Over the weekend, I became my daughter Olivia’s personal shopper. She is going to Homecoming and by the time that decision was made, it was only two weeks away. With our different work schedules, there was no way we could go together before the big day. So while Olivia worked, I went to Goodwill, my favorite fancy-dress-you’ll-never-wear-again store, and brought home armfuls. On Sunday, I took back the rejects and came home with another armful.

The dresses covered many moods, which reflected my daughter, because when you’re almost 18, your life is many moods. Some were sexy, some were fru-fru, some were kinda silly.

And then there was one.

The dress is different for a Homecoming. But my daughter is different too. The dress is a dark chocolate brown, silky, flowing. It’s a halter top, and the straps of the halter come up over the dress material and are sheer and wide.
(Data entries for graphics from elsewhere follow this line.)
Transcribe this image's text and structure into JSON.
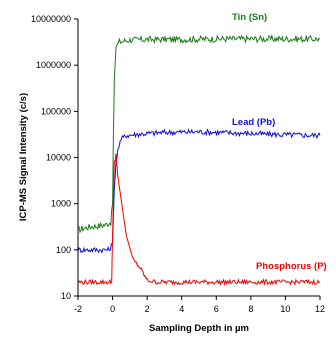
{
  "chart_data": {
    "type": "line",
    "title": "",
    "xlabel": "Sampling Depth in µm",
    "ylabel": "ICP-MS Signal Intensity (c/s)",
    "xlim": [
      -2,
      12
    ],
    "ylim": [
      10,
      10000000
    ],
    "yscale": "log",
    "grid": false,
    "x_ticks": [
      "-2",
      "0",
      "2",
      "4",
      "6",
      "8",
      "10",
      "12"
    ],
    "y_ticks": [
      "10",
      "100",
      "1000",
      "10000",
      "100000",
      "1000000",
      "10000000"
    ],
    "series": [
      {
        "name": "Tin (Sn)",
        "color": "#1a7a1a",
        "points": [
          [
            -2.0,
            270
          ],
          [
            -1.6,
            300
          ],
          [
            -1.2,
            320
          ],
          [
            -0.8,
            330
          ],
          [
            -0.4,
            350
          ],
          [
            -0.1,
            400
          ],
          [
            0.0,
            1000
          ],
          [
            0.05,
            30000
          ],
          [
            0.1,
            500000
          ],
          [
            0.2,
            2500000
          ],
          [
            0.4,
            3200000
          ],
          [
            1.0,
            3500000
          ],
          [
            2.0,
            3600000
          ],
          [
            4.0,
            3600000
          ],
          [
            6.0,
            3700000
          ],
          [
            8.0,
            3700000
          ],
          [
            10.0,
            3700000
          ],
          [
            12.0,
            3700000
          ]
        ]
      },
      {
        "name": "Lead (Pb)",
        "color": "#1010dd",
        "points": [
          [
            -2.0,
            100
          ],
          [
            -1.6,
            100
          ],
          [
            -1.4,
            100
          ],
          [
            -0.8,
            100
          ],
          [
            -0.2,
            100
          ],
          [
            0.0,
            140
          ],
          [
            0.1,
            2000
          ],
          [
            0.2,
            8000
          ],
          [
            0.3,
            15000
          ],
          [
            0.5,
            25000
          ],
          [
            0.8,
            30000
          ],
          [
            1.5,
            32000
          ],
          [
            3.0,
            35000
          ],
          [
            5.0,
            36000
          ],
          [
            8.0,
            33000
          ],
          [
            10.0,
            31000
          ],
          [
            12.0,
            30000
          ]
        ]
      },
      {
        "name": "Phosphorus (P)",
        "color": "#ee0000",
        "points": [
          [
            -2.0,
            20
          ],
          [
            -0.2,
            20
          ],
          [
            -0.05,
            20
          ],
          [
            0.0,
            200
          ],
          [
            0.1,
            8000
          ],
          [
            0.2,
            12000
          ],
          [
            0.3,
            4000
          ],
          [
            0.5,
            1200
          ],
          [
            0.8,
            200
          ],
          [
            1.2,
            60
          ],
          [
            1.6,
            40
          ],
          [
            2.0,
            22
          ],
          [
            2.5,
            20
          ],
          [
            4.0,
            20
          ],
          [
            4.5,
            20
          ],
          [
            6.0,
            20
          ],
          [
            8.0,
            20
          ],
          [
            10.0,
            20
          ],
          [
            12.0,
            20
          ]
        ]
      }
    ]
  }
}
The dress is classic, romantic, reminiscent of Audrey Hepburn (and Olivia knows who Audrey Hepburn is), beautiful, gentle. Stunning in a way that makes you turn and look again and whisper, “Wow,” instead of popping your eyes wide open and shouting, “Holy cats!”

When Olivia tried it on and looked at herself, her left hand came up and rested naturally on her hip. And the smile that crossed her face was just…oh. There’s that not being able to verbalize it. But that smile. Maybe it’s the smile that shows she recognizes her own beauty, but also knows that beauty isn’t the only thing. Maybe it was satisfaction with how she’s turned out, but also the determination to do even more.

Maybe it was just Olivia. My girl.

And I found myself thinking, Oh, look at her. Just look at her.


Then, last night, I came downstairs to find Michael and Olivia in a deep conversation. “What’s going on?” I asked.

Olivia looked up at me. “I’m going to be voting soon, so I figure I better know what’s going on and what to do. I asked Dad to explain liberalism and conservatism to me.”

Another Wow whisper. Moment.

On Facebook this week, a friend who has just become a grandmother for the first time posted a photo of her granddaughter. And my friend’s caption was, “I’m in love.”

Me too. I’ve been in love since January 18, 1984. March 12, 1986. April 8, 1987.

And October 17, 2000.

(not to mention my own granddaughter, since January 21, 2013.)

That moment. That smile. That dress. That desire to know.

Oh, that girl.

And yes, that helps. SHE helps. Despite. Anyway.

The Dress
The Smile

2 Replies to “9/20/18”

  1. Hello Kathie,,
    So very, very lovely. The smile, the dress, the moment. Thank you for reminding us of those “moments” that aren’t on calendars, aren’t always spoken, but instead are tucked solidly into our hearts. With two daughters myself, it brought up so many of those indelible moments.